Virtual meetings, unshackled from the confines of physical space, have shown themselves to be facilitators of much greater participation, with the potential to invite in more reasonable challenge. While increased numbers can present a choreography issue for the chair, the chat bar enables more people to participate. The valve closing down diversity of thought is at least opened a little, and maybe a lot. It’s even possible to break bread virtually, or at least share a glass of something, though the benefits to interpersonal relationships are inevitably weaker.
Perhaps most surprisingly, videoconferencing has shown itself capable of humanising the workplace. We see into people’s homes – or at least the bits of their homes they’re happy for a wider audience to see – and some of the human connection lost by not being able to chat at the tea point is regained by seeing colleagues in their domestic setting. In the real workplace, you imagine the home life your colleagues tell you about; in a videoconference, you see it, particularly when a cat or family member strays into view.

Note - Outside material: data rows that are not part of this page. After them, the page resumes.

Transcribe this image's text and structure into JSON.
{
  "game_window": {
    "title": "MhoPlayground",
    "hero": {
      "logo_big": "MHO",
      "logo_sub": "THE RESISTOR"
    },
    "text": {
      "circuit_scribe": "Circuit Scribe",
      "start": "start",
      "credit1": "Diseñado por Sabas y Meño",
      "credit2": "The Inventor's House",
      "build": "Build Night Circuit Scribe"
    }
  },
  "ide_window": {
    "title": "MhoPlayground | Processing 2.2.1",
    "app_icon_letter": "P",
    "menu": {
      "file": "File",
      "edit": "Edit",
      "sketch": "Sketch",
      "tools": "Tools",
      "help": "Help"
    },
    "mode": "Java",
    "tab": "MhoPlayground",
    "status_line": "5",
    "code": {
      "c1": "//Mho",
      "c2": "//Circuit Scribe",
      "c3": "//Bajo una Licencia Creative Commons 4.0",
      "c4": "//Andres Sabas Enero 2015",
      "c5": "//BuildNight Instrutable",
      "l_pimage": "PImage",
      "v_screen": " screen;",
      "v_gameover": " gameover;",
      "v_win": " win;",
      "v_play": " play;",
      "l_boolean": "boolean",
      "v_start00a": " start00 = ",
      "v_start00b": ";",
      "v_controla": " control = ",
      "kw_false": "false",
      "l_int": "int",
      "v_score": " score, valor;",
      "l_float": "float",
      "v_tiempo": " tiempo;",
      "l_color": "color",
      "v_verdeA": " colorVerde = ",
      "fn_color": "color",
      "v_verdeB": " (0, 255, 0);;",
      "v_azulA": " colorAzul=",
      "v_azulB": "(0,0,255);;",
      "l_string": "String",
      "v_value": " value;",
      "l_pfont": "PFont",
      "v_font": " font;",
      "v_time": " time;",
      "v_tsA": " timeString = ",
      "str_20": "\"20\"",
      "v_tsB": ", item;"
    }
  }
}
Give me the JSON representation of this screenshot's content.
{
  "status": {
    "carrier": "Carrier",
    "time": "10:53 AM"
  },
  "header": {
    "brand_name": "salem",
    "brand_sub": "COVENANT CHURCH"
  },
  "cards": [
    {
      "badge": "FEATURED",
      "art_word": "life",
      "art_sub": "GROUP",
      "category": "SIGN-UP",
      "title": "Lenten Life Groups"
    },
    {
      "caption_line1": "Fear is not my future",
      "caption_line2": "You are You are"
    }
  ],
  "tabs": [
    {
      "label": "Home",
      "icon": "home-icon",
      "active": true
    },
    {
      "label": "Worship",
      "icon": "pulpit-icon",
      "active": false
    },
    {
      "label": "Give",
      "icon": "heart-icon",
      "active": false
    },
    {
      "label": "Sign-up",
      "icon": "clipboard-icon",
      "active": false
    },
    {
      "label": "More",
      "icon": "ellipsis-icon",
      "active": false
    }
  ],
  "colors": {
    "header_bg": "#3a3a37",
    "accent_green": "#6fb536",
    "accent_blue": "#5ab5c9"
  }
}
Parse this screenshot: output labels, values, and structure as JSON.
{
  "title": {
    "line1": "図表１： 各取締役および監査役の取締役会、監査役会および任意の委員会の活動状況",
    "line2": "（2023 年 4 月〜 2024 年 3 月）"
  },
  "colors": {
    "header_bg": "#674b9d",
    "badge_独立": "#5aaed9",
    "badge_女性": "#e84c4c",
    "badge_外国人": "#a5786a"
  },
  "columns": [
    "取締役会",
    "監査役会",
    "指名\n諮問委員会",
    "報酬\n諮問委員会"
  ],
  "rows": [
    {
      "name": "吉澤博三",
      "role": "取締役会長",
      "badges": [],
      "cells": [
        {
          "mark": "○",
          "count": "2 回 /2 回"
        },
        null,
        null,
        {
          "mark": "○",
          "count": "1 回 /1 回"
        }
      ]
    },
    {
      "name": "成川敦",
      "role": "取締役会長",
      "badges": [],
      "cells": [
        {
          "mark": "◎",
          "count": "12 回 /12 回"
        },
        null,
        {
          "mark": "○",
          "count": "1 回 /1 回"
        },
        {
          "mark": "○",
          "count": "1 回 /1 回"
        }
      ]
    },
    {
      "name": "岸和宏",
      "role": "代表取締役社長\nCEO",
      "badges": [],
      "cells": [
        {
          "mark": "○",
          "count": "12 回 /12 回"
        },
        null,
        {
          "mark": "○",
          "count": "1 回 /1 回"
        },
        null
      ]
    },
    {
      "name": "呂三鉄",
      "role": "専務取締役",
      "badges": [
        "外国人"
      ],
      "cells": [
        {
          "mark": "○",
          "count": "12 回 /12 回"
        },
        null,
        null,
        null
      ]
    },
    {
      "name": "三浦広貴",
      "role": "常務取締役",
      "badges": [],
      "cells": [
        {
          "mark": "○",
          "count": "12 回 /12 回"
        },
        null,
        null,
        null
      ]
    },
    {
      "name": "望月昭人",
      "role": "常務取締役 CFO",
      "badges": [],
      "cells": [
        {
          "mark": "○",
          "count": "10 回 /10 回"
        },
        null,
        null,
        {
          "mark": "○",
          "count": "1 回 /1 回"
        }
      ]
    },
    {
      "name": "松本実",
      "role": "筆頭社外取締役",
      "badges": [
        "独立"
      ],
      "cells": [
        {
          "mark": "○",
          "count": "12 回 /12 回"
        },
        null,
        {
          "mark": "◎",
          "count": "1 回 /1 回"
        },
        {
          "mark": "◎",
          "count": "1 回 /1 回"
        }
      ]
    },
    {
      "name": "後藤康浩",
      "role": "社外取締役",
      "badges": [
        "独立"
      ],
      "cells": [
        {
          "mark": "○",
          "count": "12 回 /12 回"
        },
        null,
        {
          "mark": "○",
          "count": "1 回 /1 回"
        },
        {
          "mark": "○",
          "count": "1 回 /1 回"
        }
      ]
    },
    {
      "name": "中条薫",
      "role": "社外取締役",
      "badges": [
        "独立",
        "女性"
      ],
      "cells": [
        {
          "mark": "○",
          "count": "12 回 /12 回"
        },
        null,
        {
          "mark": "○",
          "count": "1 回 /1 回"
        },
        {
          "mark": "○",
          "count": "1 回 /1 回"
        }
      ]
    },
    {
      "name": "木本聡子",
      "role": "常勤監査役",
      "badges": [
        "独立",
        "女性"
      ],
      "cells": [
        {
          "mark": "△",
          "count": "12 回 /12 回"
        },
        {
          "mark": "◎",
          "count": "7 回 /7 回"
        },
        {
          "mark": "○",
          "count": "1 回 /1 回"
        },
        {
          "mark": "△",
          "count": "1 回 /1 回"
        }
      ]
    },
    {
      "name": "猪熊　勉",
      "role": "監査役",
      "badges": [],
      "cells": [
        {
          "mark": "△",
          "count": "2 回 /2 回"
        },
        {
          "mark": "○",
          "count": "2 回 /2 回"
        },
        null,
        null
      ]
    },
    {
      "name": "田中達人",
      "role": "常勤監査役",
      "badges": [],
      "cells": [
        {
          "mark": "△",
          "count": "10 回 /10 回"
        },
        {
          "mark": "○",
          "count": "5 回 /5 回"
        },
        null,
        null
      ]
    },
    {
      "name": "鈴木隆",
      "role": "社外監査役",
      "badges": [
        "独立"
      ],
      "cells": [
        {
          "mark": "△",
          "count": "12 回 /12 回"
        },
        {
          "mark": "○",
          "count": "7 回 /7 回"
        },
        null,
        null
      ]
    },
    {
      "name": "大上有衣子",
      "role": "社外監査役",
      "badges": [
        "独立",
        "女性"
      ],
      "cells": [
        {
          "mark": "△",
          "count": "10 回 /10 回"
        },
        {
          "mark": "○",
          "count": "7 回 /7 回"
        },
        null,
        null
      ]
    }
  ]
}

And at the individual level, the work-life balance that videoconferencing has enabled is potentially transformational. Incentives to presenteeism vanish. When you switch the computer off at the end of the day, you’re already at home, not struggling on crowded public transport. You might now have reserves of energy that were previously expended in surviving the commute. You might eat and sleep better.
In the end, all this comes down to leadership. Leaders should want the best for their organisations, which means wanting the best for their people. There are too many gains from the recent experience to revert to where we were before. Video conferencing has been around for a while, but was often underutilised because many organisations were stuck in their office-bound ways. Leaders will want to find the optimum balance between the social reinforcement that occurs in the physical workplace and the efficiency upsides from homeworking.
‘Creative destruction’ occurs when the earlier approach has run out of road and something new and better comes along to supplant it. The physical, office-based meeting isn’t quite redundant, but in the future, it could become increasingly so.
Now’s the time, then, to learn from our lockdown experience, and build the virtual meeting into the heart of everything we do.